The Parliamentary Budget Office, that temple of arithmetic worship, hath declared with their sacred calculations that this steel serpent, this Trans Mountain pipeline, bears worth between $29.6 billion and $33.4 billion - a sum that falls short of its creation cost of $34.2 billion. What started as a modest $7.4 billion estimate in 2017 has grown into a behemoth that devours wealth like a ravenous beast.

In this land of the sleepers, where the masses slumber beneath the comfort of governmental assurances, none dare question the fundamental absurdity of this venture. They accept, with sheeplike docility, the transformation of their tax dollars into steel and concrete, all while their shepherds speak of profit and progress.

See how they cower behind their spreadsheets and projections! These last men who blink and say, "We have discovered prudence." Yet what is their prudence but fear dressed in the garments of wisdom?

The government-owned Trans Mountain Corporation stands upon the precipice of financial reality, bearing assets of $35.2 billion and liabilities of $26.9 billion, with shareholder equity of $8.3 billion - numbers that dance like specters in the minds of those who worship at the altar of fiscal responsibility.

Let us speak truth of these modern merchants, these bureaucrats who purchased this steel serpent for $4.5 billion in 2018, now excluded from their calculations as "sunk costs" - a term that perfectly encapsulates the spirit of our age, where failure is merely rebranded as investment.

The marketplace has become their church, profit their god, and loss their devil. Yet they understand neither profit nor loss, for they have forgotten the greater currency of human spirit and will!

The slumbering masses, in their comfortable ignorance, fail to grasp the profound irony of their situation. They celebrate the completion of this monument to mediocrity, this pipeline that bleeds value even as it carries its precious cargo. Their leaders speak of strategic investments and national interests, while the truth lies buried beneath mountains of debt and oceans of bureaucratic justification.

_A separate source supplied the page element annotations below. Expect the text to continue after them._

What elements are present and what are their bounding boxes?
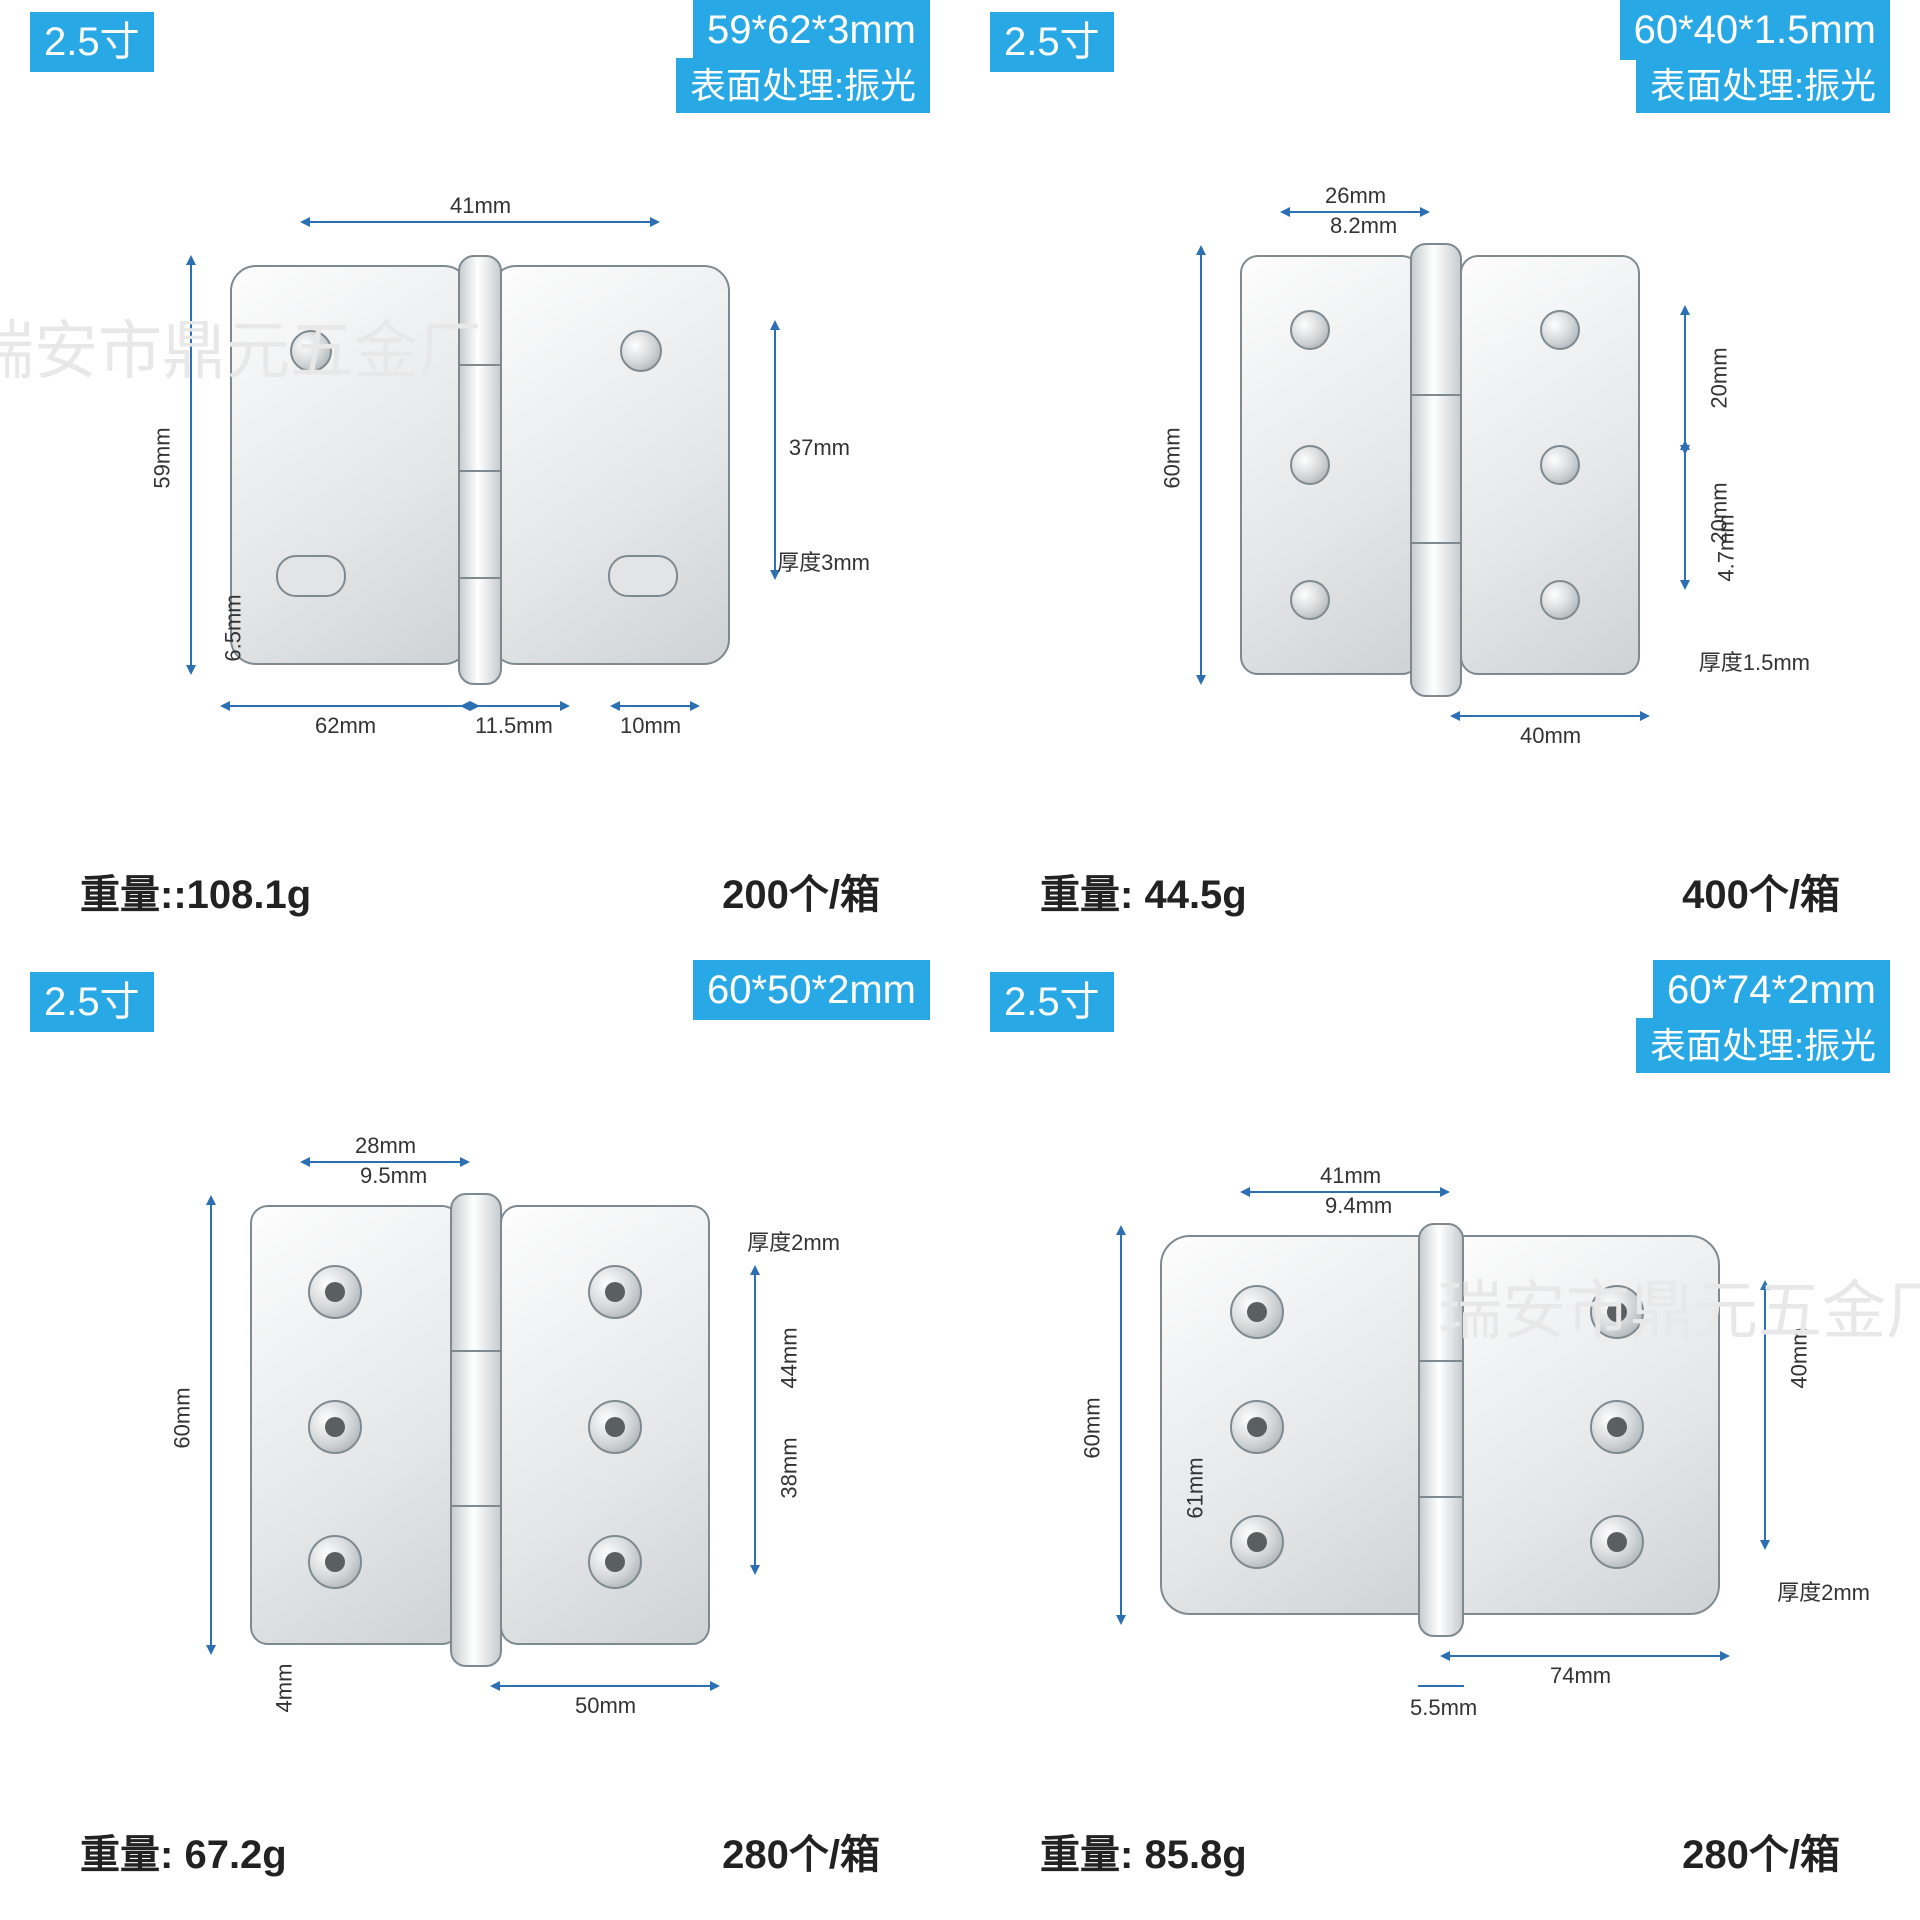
dim-left-h: 60mm: [1160, 427, 1186, 488]
dim-left-h: 59mm: [150, 427, 176, 488]
size-badge: 2.5寸: [30, 972, 154, 1032]
dim-bottom-m: 11.5mm: [475, 713, 553, 739]
surface-badge: 表面处理:振光: [1636, 58, 1890, 113]
dim-r2: 38mm: [776, 1437, 802, 1498]
dim-top2: 9.4mm: [1325, 1193, 1392, 1219]
dim-top: 26mm: [1325, 183, 1386, 209]
dim-top: 41mm: [1320, 1163, 1381, 1189]
panel-2: 2.5寸 60*40*1.5mm 表面处理:振光 26mm 8.: [960, 0, 1920, 960]
dim-badge: 60*74*2mm: [1653, 960, 1890, 1020]
info-row: 重量: 67.2g 280个/箱: [80, 1822, 880, 1880]
dim-left-h: 60mm: [170, 1387, 196, 1448]
dim-top2: 8.2mm: [1330, 213, 1397, 239]
dim-r1: 40mm: [1786, 1327, 1812, 1388]
weight-label: 重量:: [80, 873, 173, 917]
dim-bottom-r: 10mm: [620, 713, 681, 739]
dim-bottom: 50mm: [575, 1693, 636, 1719]
product-grid: 2.5寸 59*62*3mm 表面处理:振光: [0, 0, 1920, 1920]
panel-4: 2.5寸 60*74*2mm 表面处理:振光 41mm 9.4m: [960, 960, 1920, 1920]
panel-1: 2.5寸 59*62*3mm 表面处理:振光: [0, 0, 960, 960]
thickness-label: 厚度2mm: [747, 1225, 840, 1257]
panel-3: 2.5寸 60*50*2mm 28mm 9.5mm 厚: [0, 960, 960, 1920]
surface-badge: 表面处理:振光: [676, 58, 930, 113]
dim-top: 41mm: [450, 193, 511, 219]
info-row: 重量: 44.5g 400个/箱: [1040, 862, 1840, 920]
dim-right: 37mm: [789, 435, 850, 461]
diagram: 41mm 9.4mm 60mm 61mm 40mm 厚度2mm 74mm 5.5…: [1020, 1110, 1860, 1740]
qty-label: 280个/箱: [722, 1822, 880, 1880]
dim-r2: 61mm: [1183, 1457, 1209, 1518]
weight-value: 85.8g: [1144, 1833, 1246, 1877]
qty-label: 280个/箱: [1682, 1822, 1840, 1880]
weight-value: :108.1g: [173, 873, 311, 917]
weight-label: 重量:: [1040, 1833, 1133, 1877]
dim-badge: 60*50*2mm: [693, 960, 930, 1020]
dim-bottom: 74mm: [1550, 1663, 1611, 1689]
dim-bottom-m: 5.5mm: [1410, 1695, 1477, 1721]
info-row: 重量: 85.8g 280个/箱: [1040, 1822, 1840, 1880]
dim-top2: 9.5mm: [360, 1163, 427, 1189]
thickness-label: 厚度3mm: [777, 545, 870, 577]
size-badge: 2.5寸: [990, 12, 1114, 72]
dim-top: 28mm: [355, 1133, 416, 1159]
dim-badge: 59*62*3mm: [693, 0, 930, 60]
weight-label: 重量:: [1040, 873, 1133, 917]
diagram: 28mm 9.5mm 厚度2mm 60mm 44mm 38mm 50mm 4mm: [60, 1110, 900, 1740]
dim-hole-gap: 6.5mm: [221, 594, 247, 661]
weight-label: 重量:: [80, 1833, 173, 1877]
diagram: 26mm 8.2mm 60mm 20mm 20mm 4.7mm 厚度1.5mm …: [1020, 150, 1860, 780]
diagram: 41mm 37mm 厚度3mm 59mm 6.5mm 62mm 11.5mm 1…: [60, 150, 900, 780]
size-badge: 2.5寸: [30, 12, 154, 72]
dim-r1: 20mm: [1706, 347, 1732, 408]
thickness-label: 厚度2mm: [1777, 1575, 1870, 1607]
weight-value: 67.2g: [184, 1833, 286, 1877]
dim-bottom-l: 62mm: [315, 713, 376, 739]
thickness-label: 厚度1.5mm: [1699, 645, 1810, 677]
dim-r3: 4.7mm: [1713, 514, 1739, 581]
dim-badge: 60*40*1.5mm: [1620, 0, 1890, 60]
size-badge: 2.5寸: [990, 972, 1114, 1032]
weight-value: 44.5g: [1144, 873, 1246, 917]
dim-bottom-l: 4mm: [271, 1664, 297, 1713]
dim-r1: 44mm: [776, 1327, 802, 1388]
dim-bottom: 40mm: [1520, 723, 1581, 749]
surface-badge: 表面处理:振光: [1636, 1018, 1890, 1073]
dim-left-h: 60mm: [1080, 1397, 1106, 1458]
qty-label: 400个/箱: [1682, 862, 1840, 920]
info-row: 重量::108.1g 200个/箱: [80, 862, 880, 920]
qty-label: 200个/箱: [722, 862, 880, 920]
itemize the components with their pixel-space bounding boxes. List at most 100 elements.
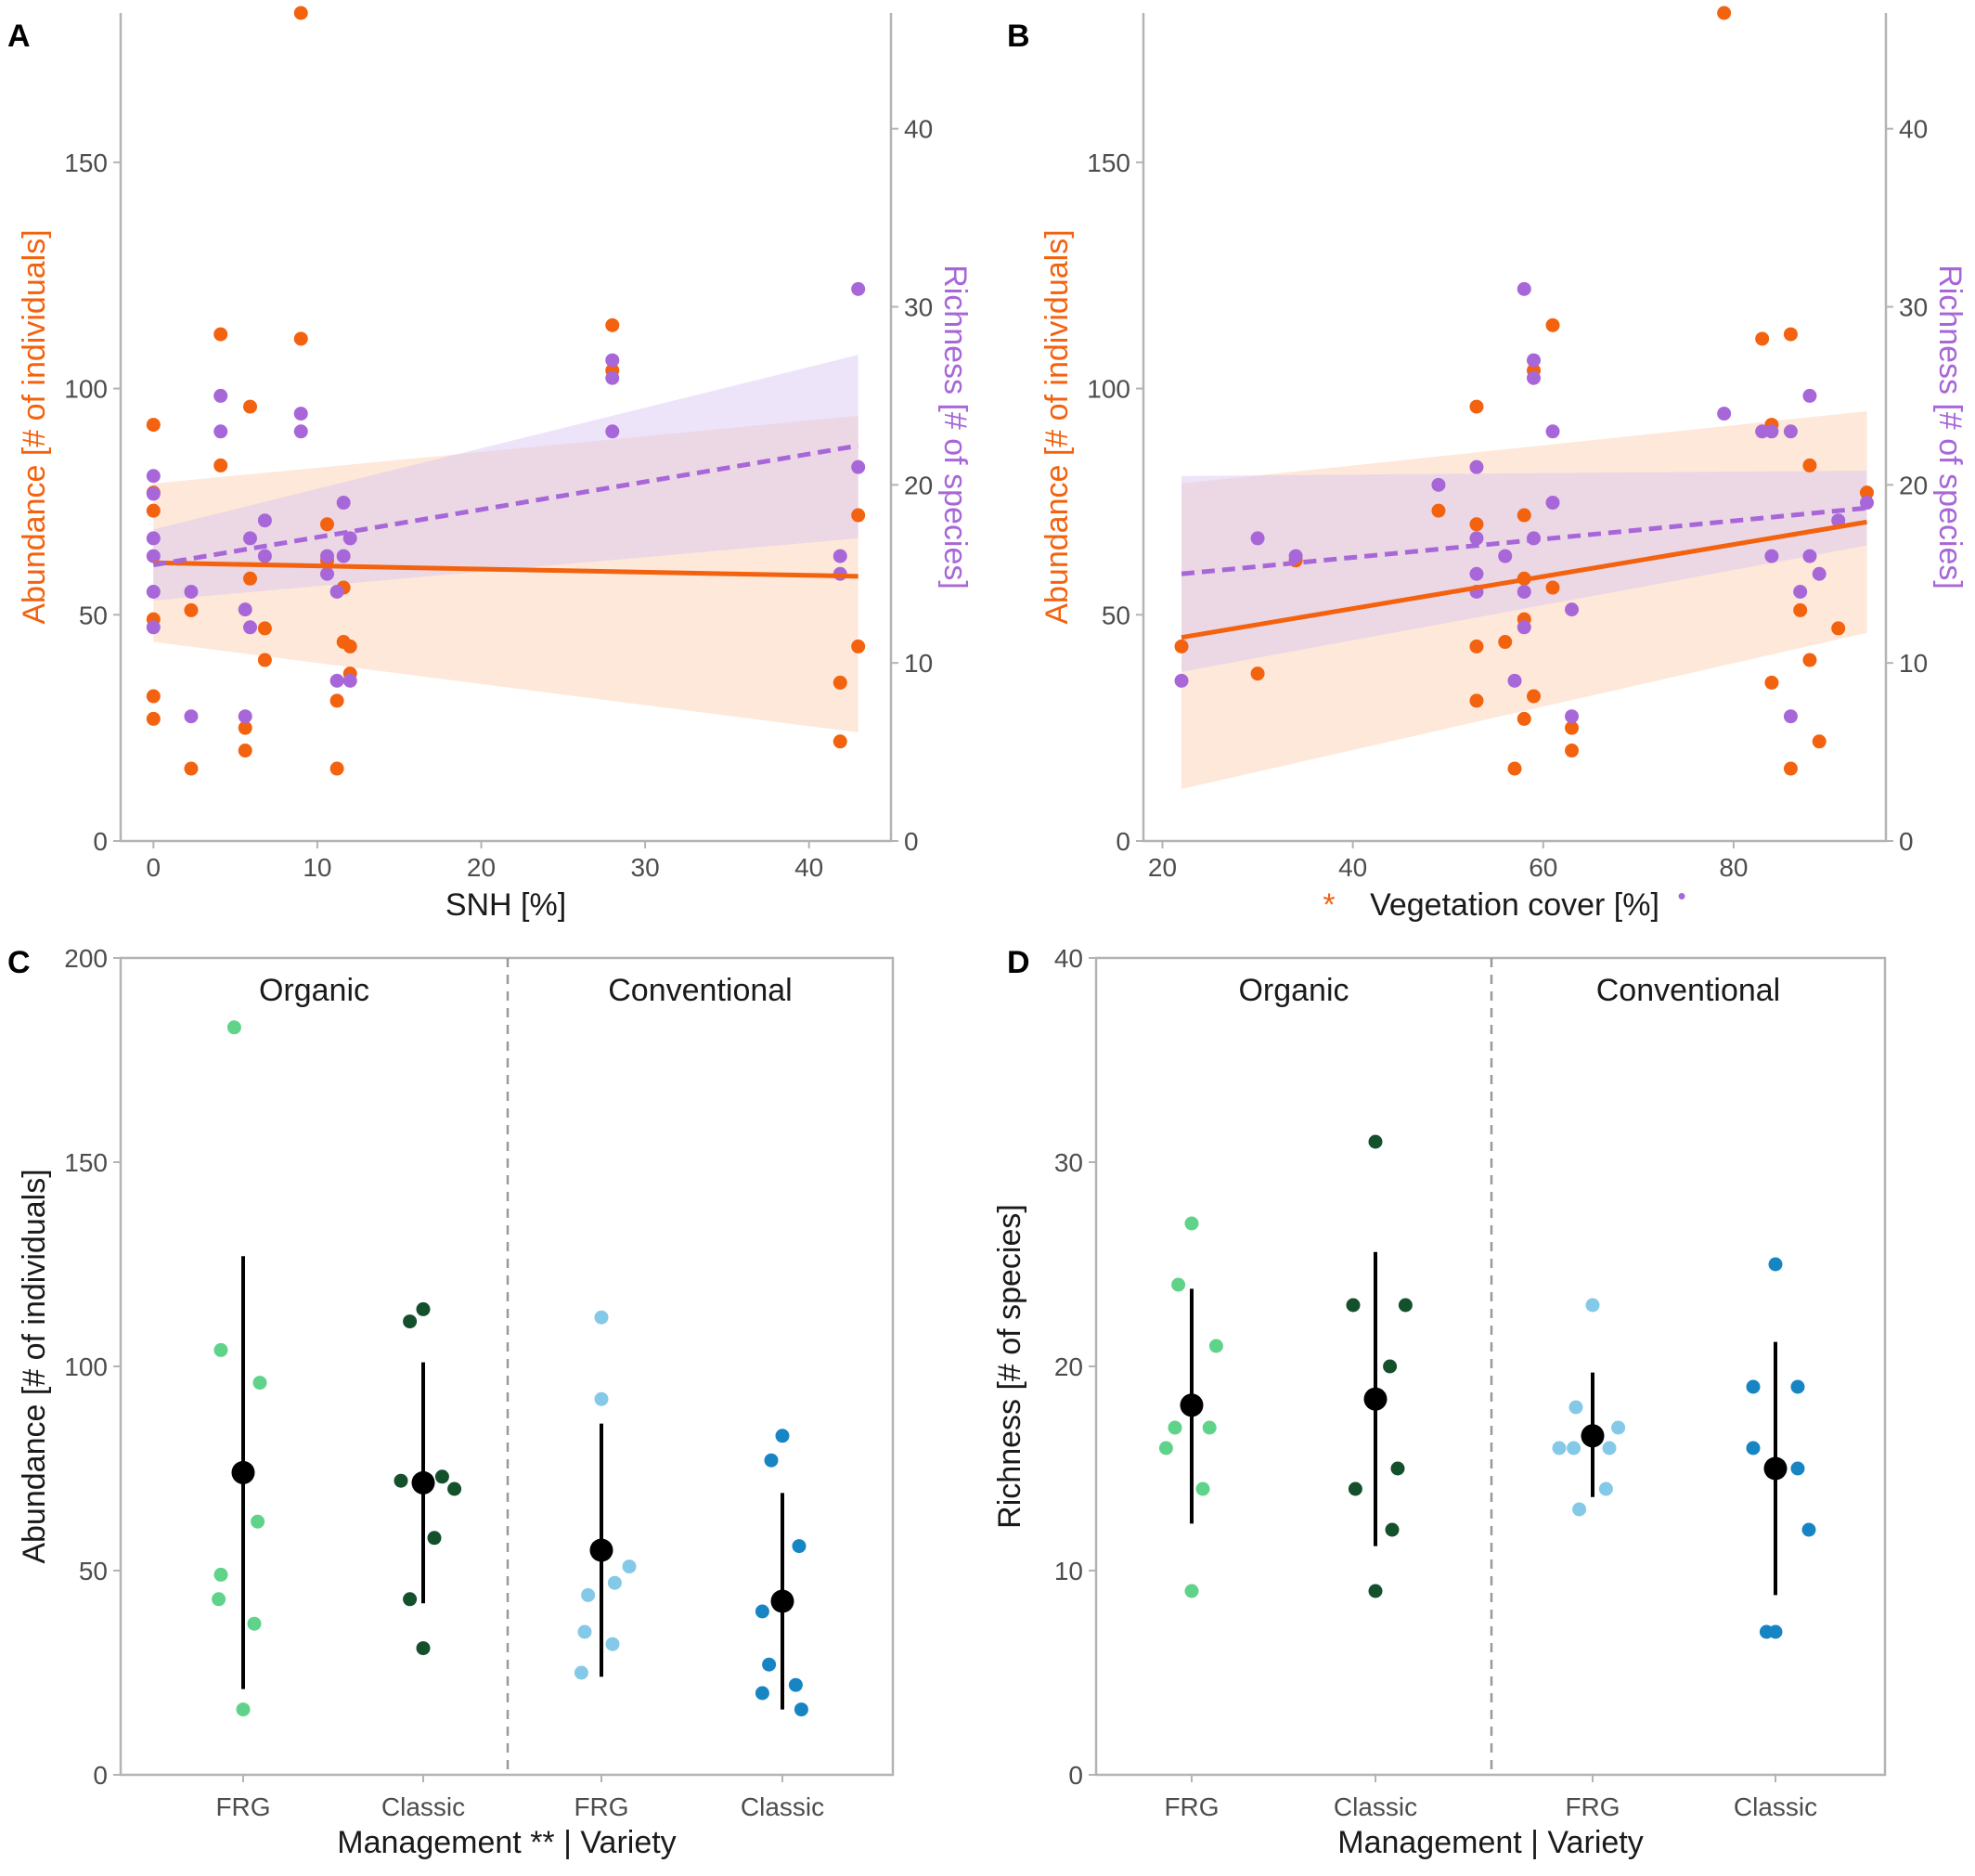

In the halls of power, where the last men gather to count their coins and measure their worth in dollars and cents, none dare speak of the fundamental weakness this project reveals - the inability to transcend the ordinary, to reach beyond the comfortable mediocrity that defines our age.

Look upon your works, ye mighty bean-counters, and despair! For in your pursuit of certainty, you have created only doubt; in your quest for profit, you have reaped loss; in your desire for greatness, you have achieved only the mundane!

As this tale of financial folly unfolds, we witness the perfect manifestation of our time's spiritual poverty. The pipeline, now operational, stands as a testament not to human achievement, but to our collective willingness to accept mediocrity dressed as necessity, to embrace comfort over courage, and to choose the path of least resistance over the mountain road of true greatness.

The verdict of the Parliamentary Budget Office echoes through the empty chambers of our collective consciousness, revealing not just a financial miscalculation, but a spiritual bankruptcy that pervades our entire age. For what is this pipeline but a mirror reflecting our own limitations, our own unwillingness to strive for something truly transformative?

The hour is late, and the sun sets upon this age of the last man. Yet who among you will awaken? Who will cast off the chains of fiscal fetishism and dare to dream of something greater than balance sheets and bottom lines?

Thus stands the Trans Mountain pipeline, a steel monument to our time's greatest failure - not the failure to profit, but the failure to transcend the ordinary, to rise above the mediocre, to become more than mere calculators of cost and keepers of ledgers. In this great accounting, we have lost far more than mere billions - we have lost the very spirit of greatness itself.